Joint Representation Classification for Collective Face Recognition
This work addresses the problem of improving face recognition accuracy and efficiency for applications involving multiple correlated images, though it is incremental as it builds on existing sparse representation techniques.
The paper tackles the problem of collective face recognition by proposing a joint representation classification (JRC) method that accounts for correlations among multiple images, unlike traditional sparse representation classification which processes images individually. Experimental results on three public databases show that JRC with a practical iterative quadratic method saves computational cost and achieves better performance than state-of-the-art methods.

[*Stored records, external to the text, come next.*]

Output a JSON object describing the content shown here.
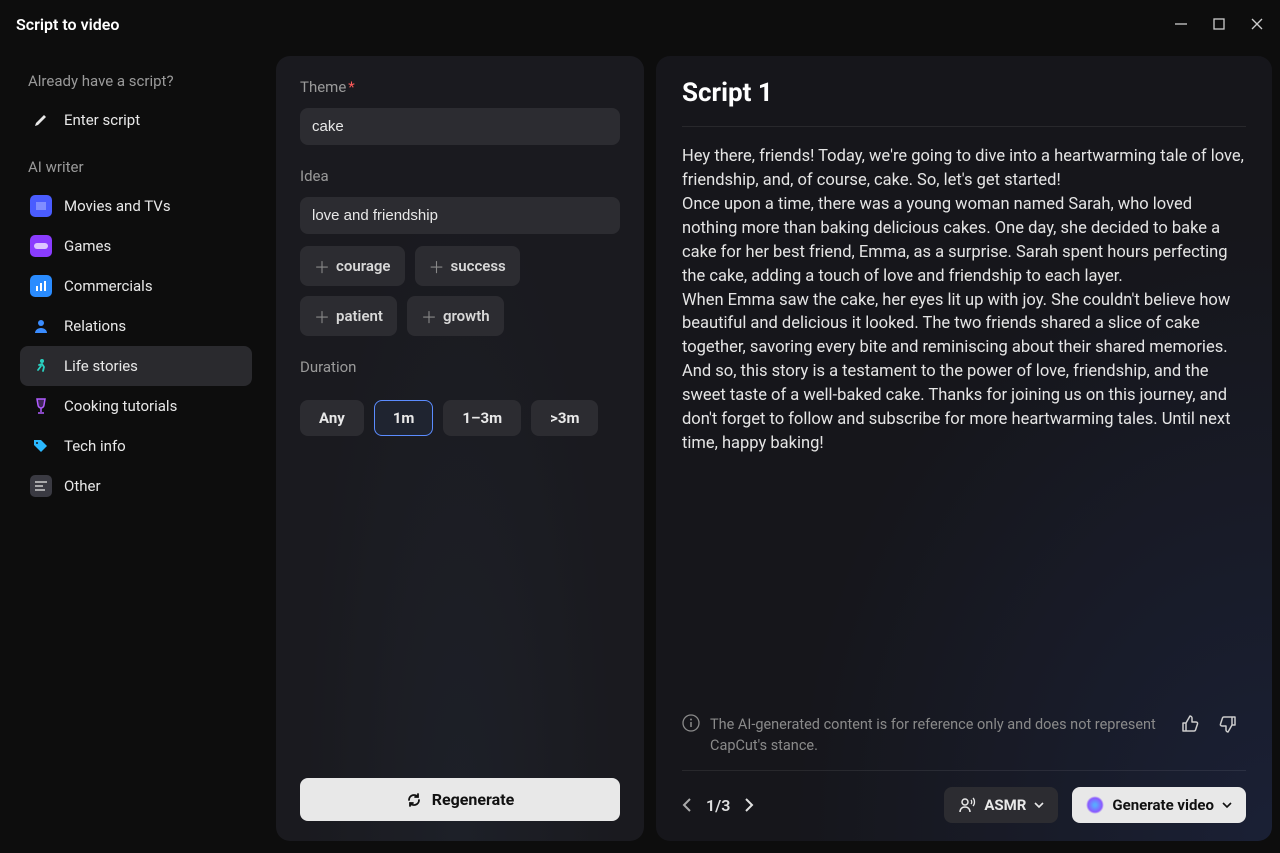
{
  "titlebar": {
    "title": "Script to video"
  },
  "sidebar": {
    "section1": "Already have a script?",
    "enter_script": "Enter script",
    "section2": "AI writer",
    "items": [
      {
        "label": "Movies and TVs"
      },
      {
        "label": "Games"
      },
      {
        "label": "Commercials"
      },
      {
        "label": "Relations"
      },
      {
        "label": "Life stories"
      },
      {
        "label": "Cooking tutorials"
      },
      {
        "label": "Tech info"
      },
      {
        "label": "Other"
      }
    ]
  },
  "form": {
    "theme_label": "Theme",
    "theme_value": "cake",
    "idea_label": "Idea",
    "idea_value": "love and friendship",
    "chips": [
      "courage",
      "success",
      "patient",
      "growth"
    ],
    "duration_label": "Duration",
    "duration_options": [
      "Any",
      "1m",
      "1–3m",
      ">3m"
    ],
    "regenerate": "Regenerate"
  },
  "script": {
    "title": "Script 1",
    "body": "Hey there, friends! Today, we're going to dive into a heartwarming tale of love, friendship, and, of course, cake. So, let's get started!\nOnce upon a time, there was a young woman named Sarah, who loved nothing more than baking delicious cakes. One day, she decided to bake a cake for her best friend, Emma, as a surprise. Sarah spent hours perfecting the cake, adding a touch of love and friendship to each layer.\nWhen Emma saw the cake, her eyes lit up with joy. She couldn't believe how beautiful and delicious it looked. The two friends shared a slice of cake together, savoring every bite and reminiscing about their shared memories.\nAnd so, this story is a testament to the power of love, friendship, and the sweet taste of a well-baked cake. Thanks for joining us on this journey, and don't forget to follow and subscribe for more heartwarming tales. Until next time, happy baking!",
    "disclaimer": "The AI-generated content is for reference only and does not represent CapCut's stance.",
    "pager": "1/3",
    "asmr": "ASMR",
    "generate": "Generate video"
  }
}
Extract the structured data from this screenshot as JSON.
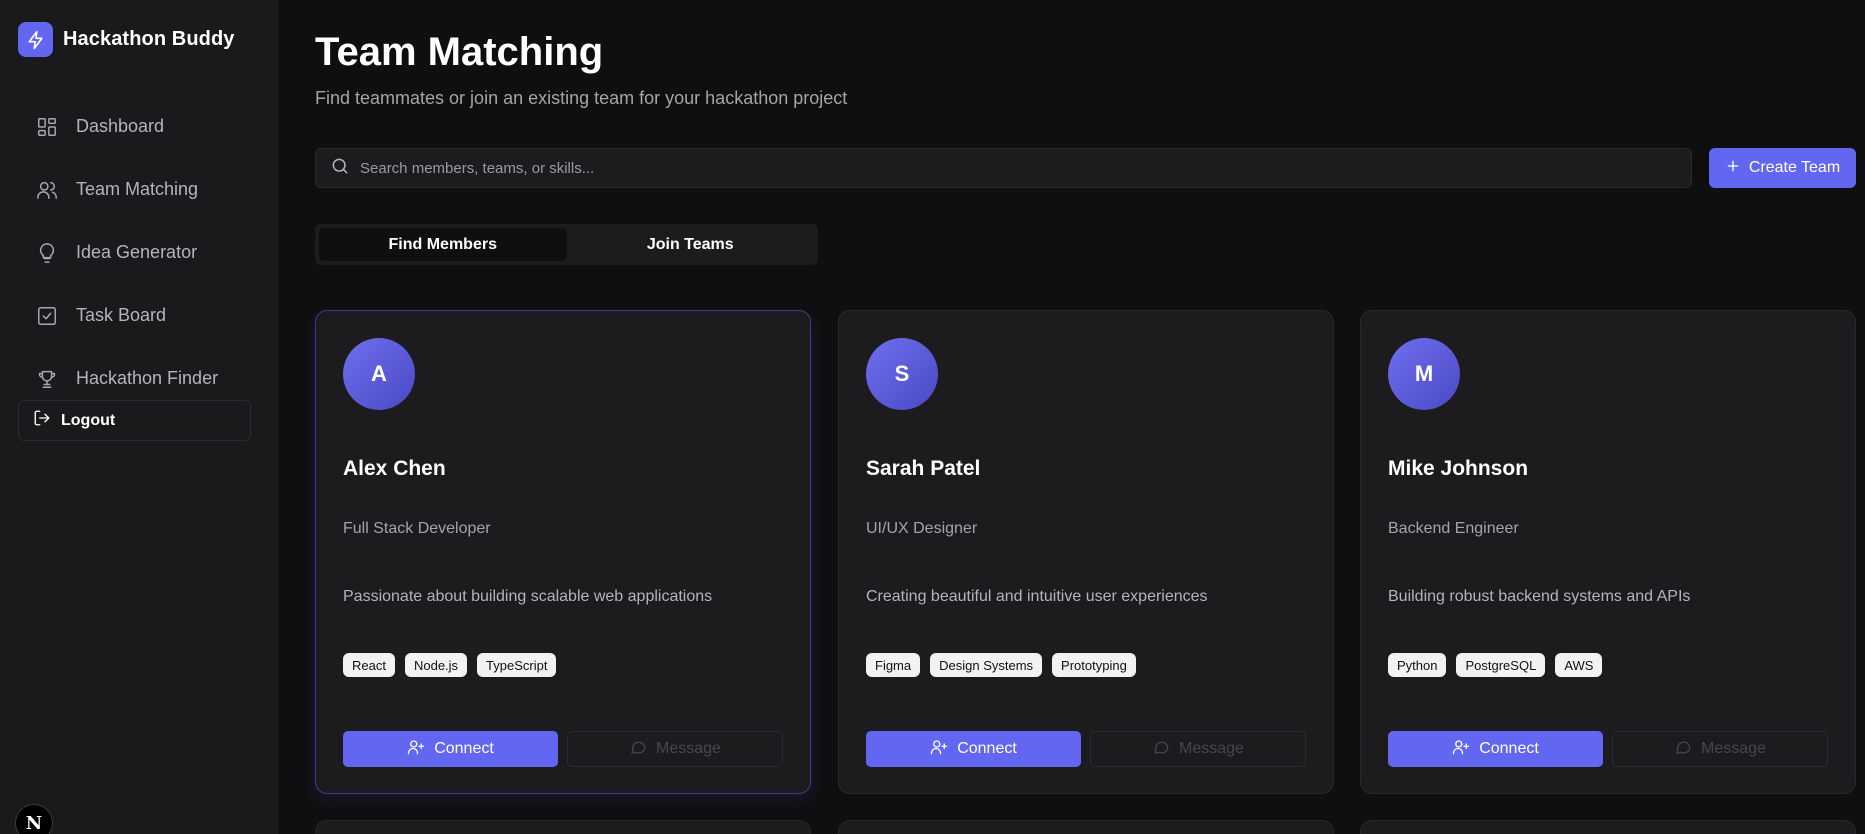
{
  "app": {
    "name": "Hackathon Buddy"
  },
  "sidebar": {
    "items": [
      {
        "label": "Dashboard",
        "icon": "layout-grid-icon"
      },
      {
        "label": "Team Matching",
        "icon": "users-icon"
      },
      {
        "label": "Idea Generator",
        "icon": "lightbulb-icon"
      },
      {
        "label": "Task Board",
        "icon": "checkbox-icon"
      },
      {
        "label": "Hackathon Finder",
        "icon": "trophy-icon"
      }
    ],
    "logout_label": "Logout",
    "badge_label": "N"
  },
  "header": {
    "title": "Team Matching",
    "subtitle": "Find teammates or join an existing team for your hackathon project"
  },
  "search": {
    "placeholder": "Search members, teams, or skills...",
    "value": ""
  },
  "actions": {
    "create_team_label": "Create Team"
  },
  "tabs": [
    {
      "label": "Find Members",
      "active": true
    },
    {
      "label": "Join Teams",
      "active": false
    }
  ],
  "members": [
    {
      "initial": "A",
      "name": "Alex Chen",
      "role": "Full Stack Developer",
      "bio": "Passionate about building scalable web applications",
      "skills": [
        "React",
        "Node.js",
        "TypeScript"
      ]
    },
    {
      "initial": "S",
      "name": "Sarah Patel",
      "role": "UI/UX Designer",
      "bio": "Creating beautiful and intuitive user experiences",
      "skills": [
        "Figma",
        "Design Systems",
        "Prototyping"
      ]
    },
    {
      "initial": "M",
      "name": "Mike Johnson",
      "role": "Backend Engineer",
      "bio": "Building robust backend systems and APIs",
      "skills": [
        "Python",
        "PostgreSQL",
        "AWS"
      ]
    }
  ],
  "card_actions": {
    "connect_label": "Connect",
    "message_label": "Message"
  },
  "colors": {
    "accent": "#6366f1",
    "background": "#0f0f10",
    "sidebar": "#1a1a1c",
    "card": "#1c1c1e"
  }
}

Sparse representation based classification (SRC) is popularly used in many applications such as face recognition, and implemented in two steps: representation coding and classification. For a given set of testing images, SRC codes every image over the base images as a sparse representation then classifies it to the class with the least representation error. This scheme utilizes an individual representation rather than the collective one to classify such a set of images, doing so obviously ignores the correlation among the given images. In this paper, a joint representation classification (JRC) for collective face recognition is proposed. JRC takes the correlation of multiple images as well as a single representation into account. Under the assumption that the given face images are generally related to each other, JRC codes all the testing images over the base images simultaneously to facilitate recognition. To this end, the testing inputs are aligned into a matrix and the joint representation coding is formulated to a generalized $l_{2,q}-l_{2,p}$-minimization problem. To uniformly solve the induced optimization problems for any $q\in[1,2]$ and $p\in (0,2]$, an iterative quadratic method (IQM) is developed. IQM is proved to be a strict descent algorithm with convergence to the optimal solution. Moreover, a more practical IQM is proposed for large-scale case. Experimental results on three public databases show that the JRC with practical IQM no only saves much computational cost but also achieves better performance in collective face recognition than the state-of-the-arts.